Roy McMakin, Untitled (Wooden Toilet), 2005, oiled holly, 66 x 32 x 30 inches.

Roy McMakin (born 1956 in Lander, Wyoming) is a San Diego–based artist, designer, furniture maker, and architect.

==Biography==

He began his studies at the Museum Art School in Portland, but soon transferred to the University of California, San Diego, where he completed a BA in 1979 and an MA in 1982. At UCSD, he studied conceptual art making, under the likes of Allan Kaprow, Manny Farber, Jean-Pierre Gorin, and Patricia Patterson. In 1987, he opened his first showroom on Los Angeles' Beverly Boulevard, called Domestic Furniture Co. Though the showroom closed in 1995, it remains online today and has resumed production with Big Leaf Manufacturing.
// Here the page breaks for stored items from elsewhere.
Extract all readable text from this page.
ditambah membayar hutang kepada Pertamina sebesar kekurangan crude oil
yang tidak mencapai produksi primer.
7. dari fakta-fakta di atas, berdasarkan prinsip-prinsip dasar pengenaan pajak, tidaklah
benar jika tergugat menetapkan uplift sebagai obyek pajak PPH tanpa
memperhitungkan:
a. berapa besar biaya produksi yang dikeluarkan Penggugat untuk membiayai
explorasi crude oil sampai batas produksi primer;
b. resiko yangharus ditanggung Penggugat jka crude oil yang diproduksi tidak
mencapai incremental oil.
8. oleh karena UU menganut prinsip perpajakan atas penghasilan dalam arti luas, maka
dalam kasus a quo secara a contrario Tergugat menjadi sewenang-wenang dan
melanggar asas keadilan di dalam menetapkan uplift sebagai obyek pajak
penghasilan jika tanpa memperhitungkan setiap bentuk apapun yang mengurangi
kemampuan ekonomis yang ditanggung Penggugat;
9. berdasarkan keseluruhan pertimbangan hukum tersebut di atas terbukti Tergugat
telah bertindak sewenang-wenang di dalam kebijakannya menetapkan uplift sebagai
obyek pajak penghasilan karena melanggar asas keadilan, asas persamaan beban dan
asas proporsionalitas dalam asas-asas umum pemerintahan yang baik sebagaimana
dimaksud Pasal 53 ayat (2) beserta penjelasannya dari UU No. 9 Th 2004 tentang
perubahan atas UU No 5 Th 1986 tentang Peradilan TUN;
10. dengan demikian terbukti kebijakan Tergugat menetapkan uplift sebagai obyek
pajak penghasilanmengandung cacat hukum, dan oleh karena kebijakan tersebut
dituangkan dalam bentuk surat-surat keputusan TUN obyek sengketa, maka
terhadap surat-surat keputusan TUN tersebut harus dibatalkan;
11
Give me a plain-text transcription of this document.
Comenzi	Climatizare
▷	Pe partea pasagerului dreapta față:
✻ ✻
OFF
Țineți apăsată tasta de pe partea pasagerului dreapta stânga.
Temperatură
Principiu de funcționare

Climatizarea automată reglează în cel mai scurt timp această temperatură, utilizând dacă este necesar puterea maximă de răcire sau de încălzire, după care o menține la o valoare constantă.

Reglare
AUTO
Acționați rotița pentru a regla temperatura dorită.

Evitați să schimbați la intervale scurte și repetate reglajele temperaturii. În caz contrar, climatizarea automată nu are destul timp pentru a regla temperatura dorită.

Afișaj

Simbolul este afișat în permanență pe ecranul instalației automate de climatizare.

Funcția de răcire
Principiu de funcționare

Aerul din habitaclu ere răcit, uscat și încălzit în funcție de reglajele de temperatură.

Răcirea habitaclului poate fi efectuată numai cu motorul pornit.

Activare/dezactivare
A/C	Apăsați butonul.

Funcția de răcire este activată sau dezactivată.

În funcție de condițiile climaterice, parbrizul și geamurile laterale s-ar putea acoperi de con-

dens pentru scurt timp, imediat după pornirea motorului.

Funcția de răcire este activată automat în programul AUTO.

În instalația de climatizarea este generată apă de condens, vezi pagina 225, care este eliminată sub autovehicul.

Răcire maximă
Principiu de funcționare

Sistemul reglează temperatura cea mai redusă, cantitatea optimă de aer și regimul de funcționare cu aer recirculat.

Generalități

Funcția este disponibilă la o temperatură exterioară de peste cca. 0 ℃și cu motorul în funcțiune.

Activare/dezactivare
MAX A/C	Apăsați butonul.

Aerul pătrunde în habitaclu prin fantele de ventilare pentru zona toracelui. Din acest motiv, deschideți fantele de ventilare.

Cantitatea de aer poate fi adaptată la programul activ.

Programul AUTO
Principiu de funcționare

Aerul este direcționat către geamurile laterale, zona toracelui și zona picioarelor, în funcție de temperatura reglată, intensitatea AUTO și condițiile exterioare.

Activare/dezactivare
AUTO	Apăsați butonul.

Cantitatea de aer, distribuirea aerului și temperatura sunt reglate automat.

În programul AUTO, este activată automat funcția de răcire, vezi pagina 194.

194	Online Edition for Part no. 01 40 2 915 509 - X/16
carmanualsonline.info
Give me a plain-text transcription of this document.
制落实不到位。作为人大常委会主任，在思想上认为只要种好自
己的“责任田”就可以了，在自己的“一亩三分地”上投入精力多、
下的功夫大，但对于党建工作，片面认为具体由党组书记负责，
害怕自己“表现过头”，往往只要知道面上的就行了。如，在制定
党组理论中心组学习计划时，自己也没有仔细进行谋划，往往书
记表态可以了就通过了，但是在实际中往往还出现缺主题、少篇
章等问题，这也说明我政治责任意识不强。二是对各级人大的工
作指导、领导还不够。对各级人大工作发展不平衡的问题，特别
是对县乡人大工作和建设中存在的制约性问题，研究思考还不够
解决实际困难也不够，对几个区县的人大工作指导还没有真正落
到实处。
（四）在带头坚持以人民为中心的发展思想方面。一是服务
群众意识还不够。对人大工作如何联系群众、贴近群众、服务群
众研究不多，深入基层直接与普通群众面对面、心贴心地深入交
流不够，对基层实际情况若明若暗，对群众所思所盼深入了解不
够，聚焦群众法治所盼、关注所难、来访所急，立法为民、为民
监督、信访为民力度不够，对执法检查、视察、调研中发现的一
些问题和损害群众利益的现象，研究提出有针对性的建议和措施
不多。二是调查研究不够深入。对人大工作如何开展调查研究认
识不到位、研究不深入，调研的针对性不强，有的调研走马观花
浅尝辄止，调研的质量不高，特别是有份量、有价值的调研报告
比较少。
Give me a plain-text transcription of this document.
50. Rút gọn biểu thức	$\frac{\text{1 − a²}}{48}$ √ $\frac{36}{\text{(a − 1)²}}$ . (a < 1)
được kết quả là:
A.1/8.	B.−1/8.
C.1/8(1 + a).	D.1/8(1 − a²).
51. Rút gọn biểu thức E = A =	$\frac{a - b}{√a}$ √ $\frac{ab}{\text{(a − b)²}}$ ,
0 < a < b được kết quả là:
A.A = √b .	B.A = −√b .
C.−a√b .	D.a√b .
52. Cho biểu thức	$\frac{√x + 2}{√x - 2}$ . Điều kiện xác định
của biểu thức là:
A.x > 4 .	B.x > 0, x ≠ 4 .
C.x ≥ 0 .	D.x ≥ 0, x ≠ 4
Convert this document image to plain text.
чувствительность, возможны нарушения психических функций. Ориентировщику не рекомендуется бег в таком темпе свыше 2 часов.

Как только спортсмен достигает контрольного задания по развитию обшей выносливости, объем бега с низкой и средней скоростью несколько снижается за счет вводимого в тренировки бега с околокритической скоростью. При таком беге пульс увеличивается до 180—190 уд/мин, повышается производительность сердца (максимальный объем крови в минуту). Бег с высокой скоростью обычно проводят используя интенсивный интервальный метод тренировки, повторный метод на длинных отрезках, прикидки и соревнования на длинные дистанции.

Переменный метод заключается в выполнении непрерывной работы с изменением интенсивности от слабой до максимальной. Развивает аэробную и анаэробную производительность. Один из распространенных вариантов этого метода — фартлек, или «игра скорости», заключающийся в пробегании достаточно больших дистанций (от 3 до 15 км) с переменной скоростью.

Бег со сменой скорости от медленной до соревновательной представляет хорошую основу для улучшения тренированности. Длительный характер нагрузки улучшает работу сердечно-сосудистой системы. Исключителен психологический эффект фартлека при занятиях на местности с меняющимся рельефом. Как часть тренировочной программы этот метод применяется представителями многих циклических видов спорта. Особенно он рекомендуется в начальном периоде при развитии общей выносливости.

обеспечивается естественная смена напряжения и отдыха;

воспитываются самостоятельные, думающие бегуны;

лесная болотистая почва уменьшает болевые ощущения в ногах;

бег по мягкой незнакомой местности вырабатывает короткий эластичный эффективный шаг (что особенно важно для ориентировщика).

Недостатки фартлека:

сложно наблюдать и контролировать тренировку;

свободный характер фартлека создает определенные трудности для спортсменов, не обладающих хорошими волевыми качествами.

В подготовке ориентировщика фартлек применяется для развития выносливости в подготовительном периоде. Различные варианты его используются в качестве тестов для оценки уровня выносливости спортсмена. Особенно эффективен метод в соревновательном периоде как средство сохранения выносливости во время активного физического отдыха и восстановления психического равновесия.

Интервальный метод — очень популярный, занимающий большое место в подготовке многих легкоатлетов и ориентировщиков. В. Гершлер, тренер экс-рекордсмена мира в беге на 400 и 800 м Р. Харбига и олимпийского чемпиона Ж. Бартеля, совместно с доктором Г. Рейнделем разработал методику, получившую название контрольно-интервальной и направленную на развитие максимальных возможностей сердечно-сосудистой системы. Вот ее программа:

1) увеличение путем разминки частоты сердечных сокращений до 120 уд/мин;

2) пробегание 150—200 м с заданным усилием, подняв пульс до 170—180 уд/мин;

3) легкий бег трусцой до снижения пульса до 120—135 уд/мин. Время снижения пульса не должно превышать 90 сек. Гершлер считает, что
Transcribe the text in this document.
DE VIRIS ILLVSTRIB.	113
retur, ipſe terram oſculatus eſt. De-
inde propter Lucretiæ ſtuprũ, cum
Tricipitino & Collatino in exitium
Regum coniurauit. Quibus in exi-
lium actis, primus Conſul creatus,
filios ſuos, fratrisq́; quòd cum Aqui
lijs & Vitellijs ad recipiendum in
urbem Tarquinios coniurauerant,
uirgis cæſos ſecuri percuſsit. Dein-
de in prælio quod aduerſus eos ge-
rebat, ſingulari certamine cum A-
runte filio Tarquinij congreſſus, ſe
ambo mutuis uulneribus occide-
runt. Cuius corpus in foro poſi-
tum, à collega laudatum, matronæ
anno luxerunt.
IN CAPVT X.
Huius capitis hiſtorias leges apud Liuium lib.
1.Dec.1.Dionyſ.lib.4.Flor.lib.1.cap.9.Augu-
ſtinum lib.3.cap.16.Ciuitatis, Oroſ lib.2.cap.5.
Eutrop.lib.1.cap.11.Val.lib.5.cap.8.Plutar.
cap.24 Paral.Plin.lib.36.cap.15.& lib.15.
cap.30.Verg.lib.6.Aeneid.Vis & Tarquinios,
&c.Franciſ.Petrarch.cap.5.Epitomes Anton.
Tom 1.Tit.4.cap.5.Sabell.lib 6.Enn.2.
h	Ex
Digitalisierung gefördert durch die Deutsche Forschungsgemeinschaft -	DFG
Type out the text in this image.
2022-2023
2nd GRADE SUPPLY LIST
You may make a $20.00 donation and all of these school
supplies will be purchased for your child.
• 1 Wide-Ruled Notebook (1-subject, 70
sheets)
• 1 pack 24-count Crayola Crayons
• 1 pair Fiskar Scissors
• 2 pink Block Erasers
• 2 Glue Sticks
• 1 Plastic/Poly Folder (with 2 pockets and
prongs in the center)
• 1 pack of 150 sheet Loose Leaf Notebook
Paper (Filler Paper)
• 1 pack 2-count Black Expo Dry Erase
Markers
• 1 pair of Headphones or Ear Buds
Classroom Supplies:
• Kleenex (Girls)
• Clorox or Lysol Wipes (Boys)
Additionally, his work has been featured in solo-exhibitions at galleries and museums, he has designed entire houses, and increased the production of his furniture for his showroom. His most recent retrospective was a 20-year survey of the sculptor and furniture designer's oeuvre at the University of Washington's Henry Art Gallery in 2005.

===Influences===
McMakin's furniture hints at influences from particular architects, designers, artists, and larger trends in American furniture design. His designs echo the Arts and Crafts tradition, Shaker designs, Art Deco and '50s Functional styles, and even mass-produced American commercial furniture. He also admired architect Irving Gill, a pioneer of early 20th century pre-modern design, the sensitive wood worker, George Nakashima, and artist Scott Burton. In fact, he lived in the 1917 Hancock Park house designed by Irving Gill. Of Gill's house, McMakin said "It seems to be charged with the element of time, that domesticates whatever was off or unusual about the work when it first appeared. […] Small, simple houses need to come back in. We need to be more sparing in the way we spend our natural resources. We need to be caring about the natural limits of our environment." His professor, Allan Kaprow, taught him the basics of conceptual art making and provided him with an artistic community in which to experiment. Some critics have likened his taste for minimalism to the great minimalist artists, such as Sol Lewitt and Donald Judd. While other historians have placed him in an artistic lineage that includes West Coast natives John McLaughlin, Robert Irwin, and Charles Ray.

==Exhibition History==
2016
- Roy McMakin: A Table, Garth Greenan Gallery, September 29–November 12

==Selected bibliography==
- Johnson, Ken. “Art in Review; Roy McMakin.” New York Times, October 21, 2005, sec. E.